Bei uns auf der Erde jedenfalls kam die deutliche CO2-Anreicherung der Zweiten Atmosphäre (die erste hatte nur 5...7%) durch - nanü! - die Ionisierung des hohen atmosphärischen Wassergehalts (Erste A.: um 80%) und weiterer (C-haltiger) Gase zustande.
Hoffmann schrieb:Auf Marsbahnniveau wäre dieses Szenario wahrscheinlich (bzw. fast sicher) nicht eingetreten
Wie Du siehst, ich habe massive Zweifel, daß dieses Szenario überhaupt auf der Venusbahn hätte passieren können.
Hoffmann schrieb:weil a) die UV-Einstrahlung nicht so intensiv gewesen wäre wie auf Venusbahnniveau (damit eine geringere Rate an Wasserspaltung),
Na da kann ich nur sagen: siehe Mars.
Nee, stimmt nicht, ich kann noch mehr sagen. Nämlich daß die unterschiedliche UV-Rate auf Mars- und Venusbahnniveau sich gerade mal um den Faktor 4,44 unterscheidet. Das ist ja nicht wenig, aber auf der anderen Seite nun auch nicht so groß, daß auf der Marsbahn der einzige Unterschied im Gegensatz zur Venusbahn darin besteht, daß Ionisierung und damit Verlust langsamer ablaufen.

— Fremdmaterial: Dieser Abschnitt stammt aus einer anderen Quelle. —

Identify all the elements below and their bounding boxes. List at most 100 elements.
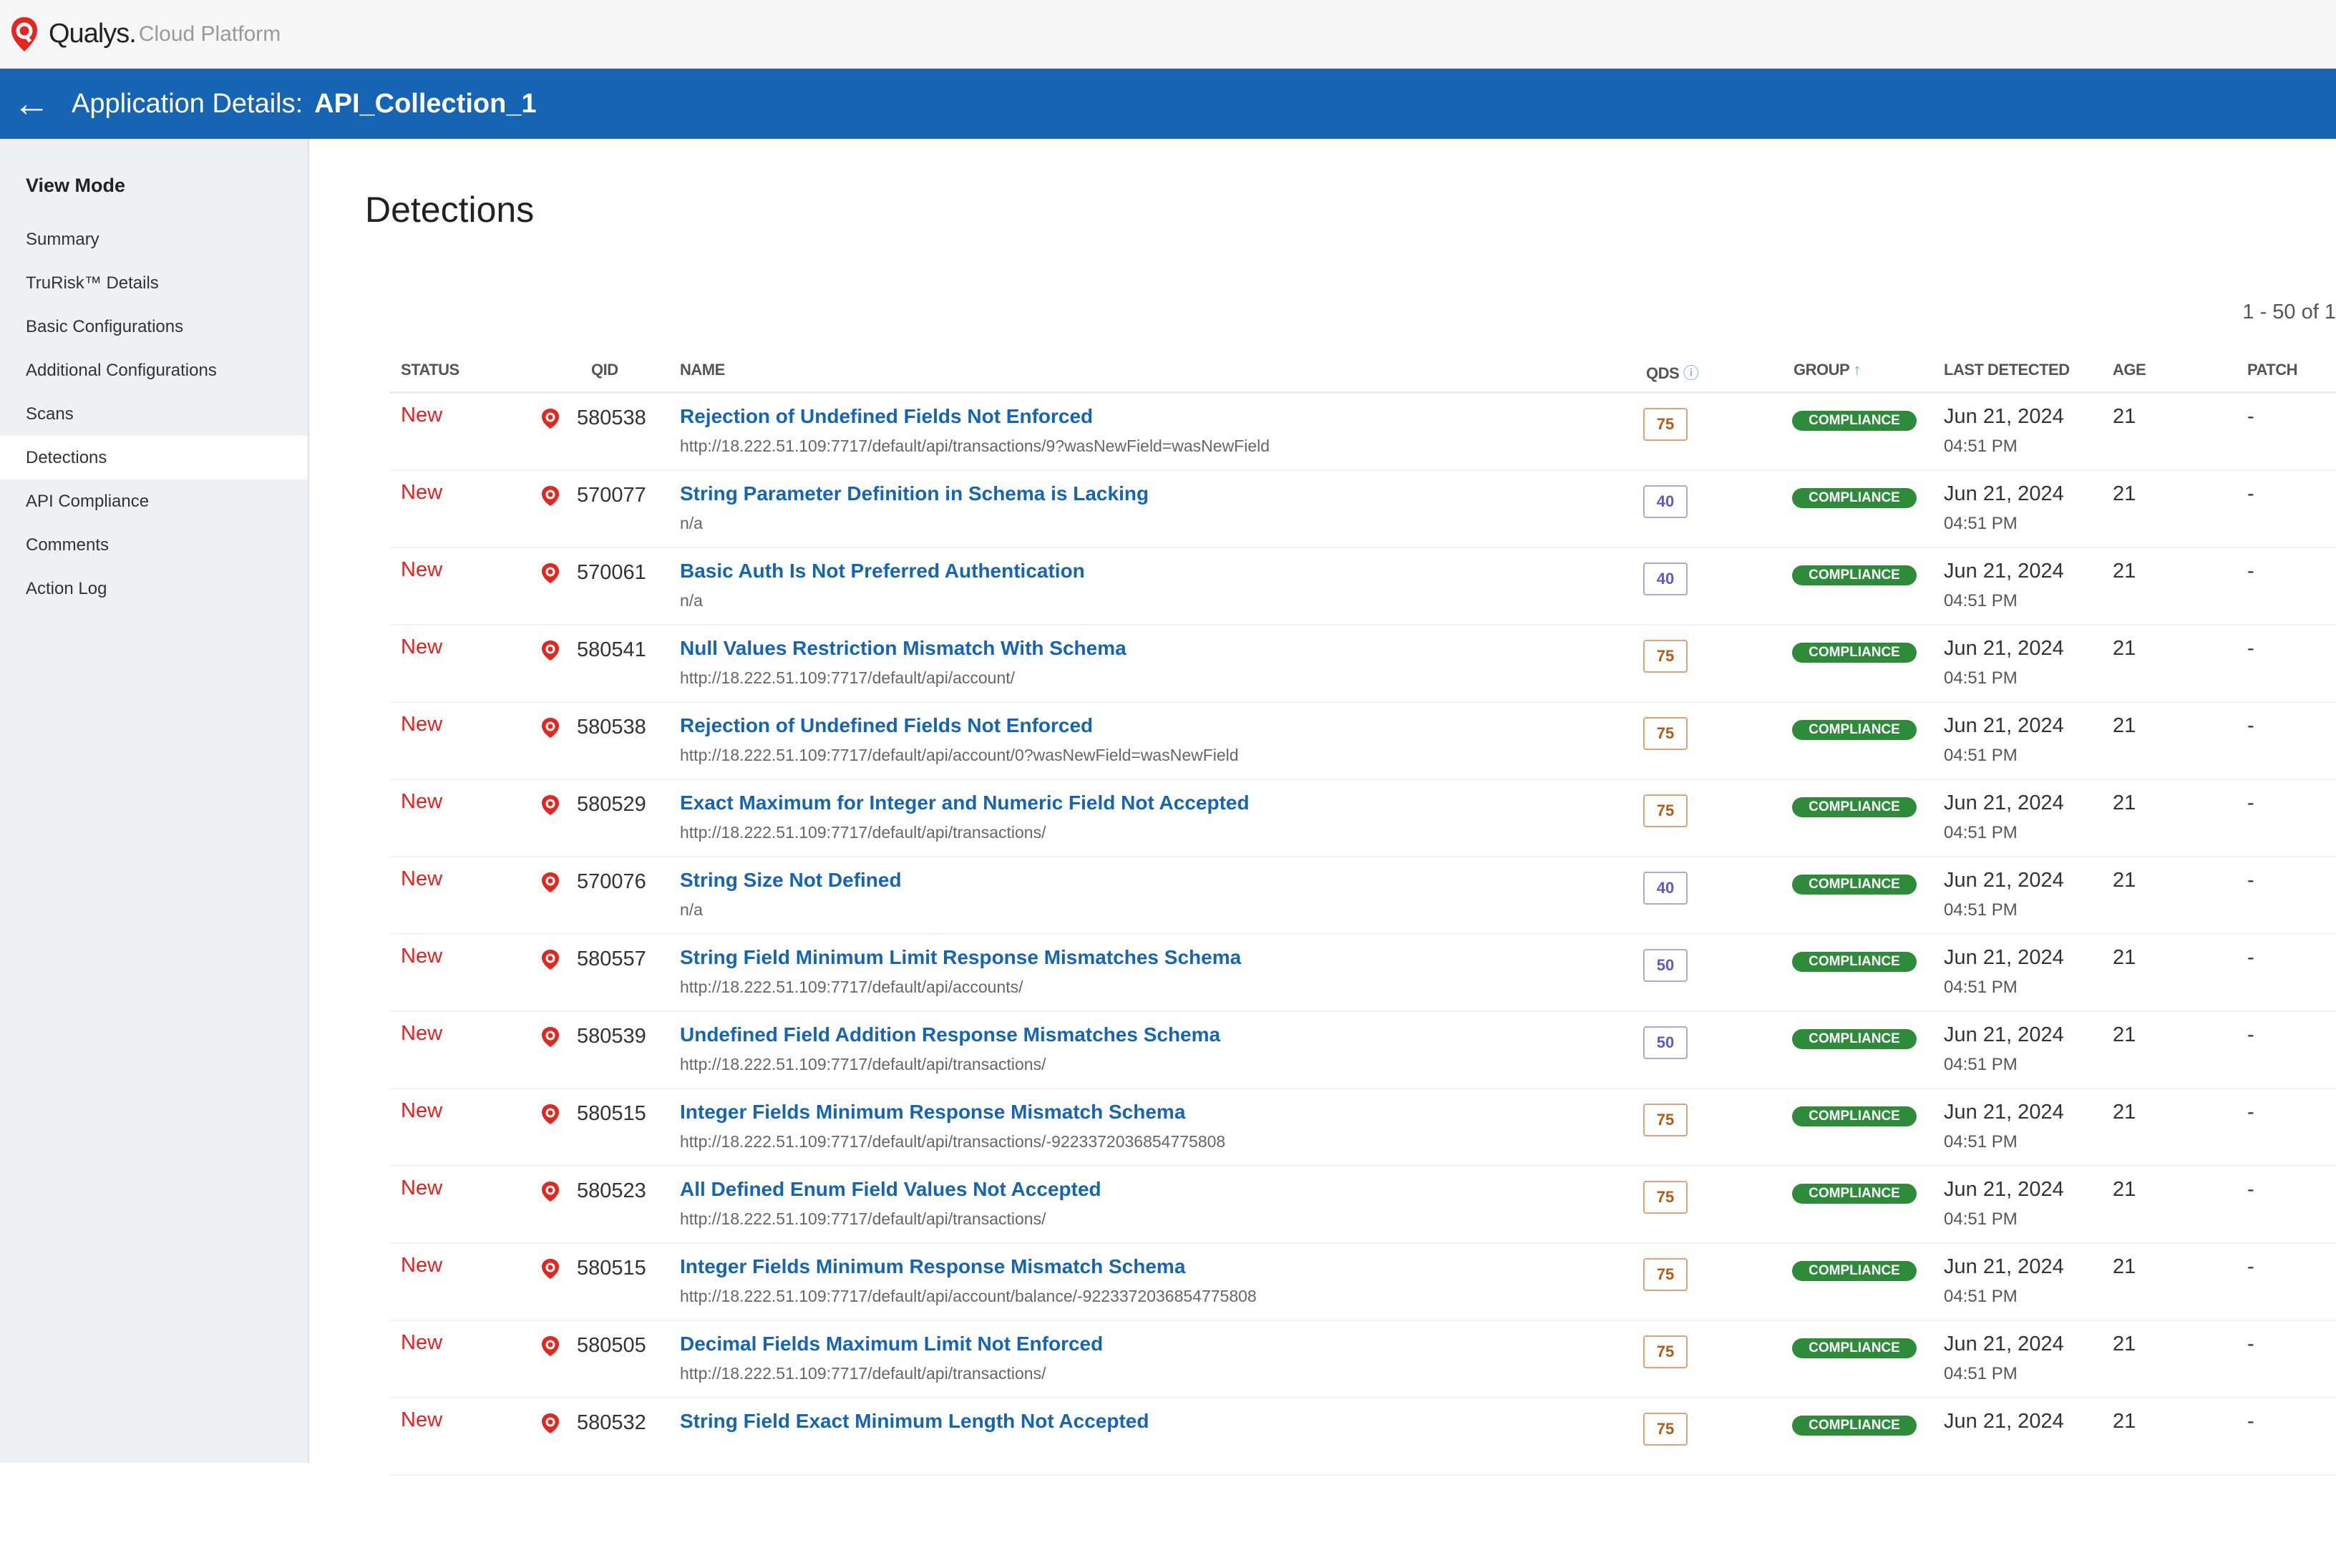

Hoffmann schrieb:Da die Venus offenbar mehr Wasser besaß als die Erde heute
Könntest Du das bitte erklären?
Da kenne ich nämlich nur, was dieser freilich arg angestaubte SdW-Artikel besagt; Erde und Venus verfügten prozentual über etw die selben Wassermengen.
Der gegenwärtigen Theorie zufolge wuchsen die beiden Planeten allmählich aus einem Konglomerat kleinerer Himmelskörper, die immer wieder mit anderen zusammenstießen und manche von ihnen anlagerten, auf ihre jetzige Größe an. Durch die Kollisionen gelangten aber auch wiederholt kleinere Materiemassen auf Bahnen, die früher oder später den Weg des jeweils anderen Protoplaneten kreuzten. Darum sollten Erde und Venus vergleichbare Mengen an wasserhaltigem Material angesammelt haben, selbst wenn Wasser im noch jungen Sonnensystem sehr ungleichmäßig verteilt gewesen wäre. Die nahezu gleichen Mengen an Kohlendioxid und Stickstoff auf beiden Planeten bestärken die Vermutung, daß sie anfangs auch über vergleichbare Wassermengen verfügten.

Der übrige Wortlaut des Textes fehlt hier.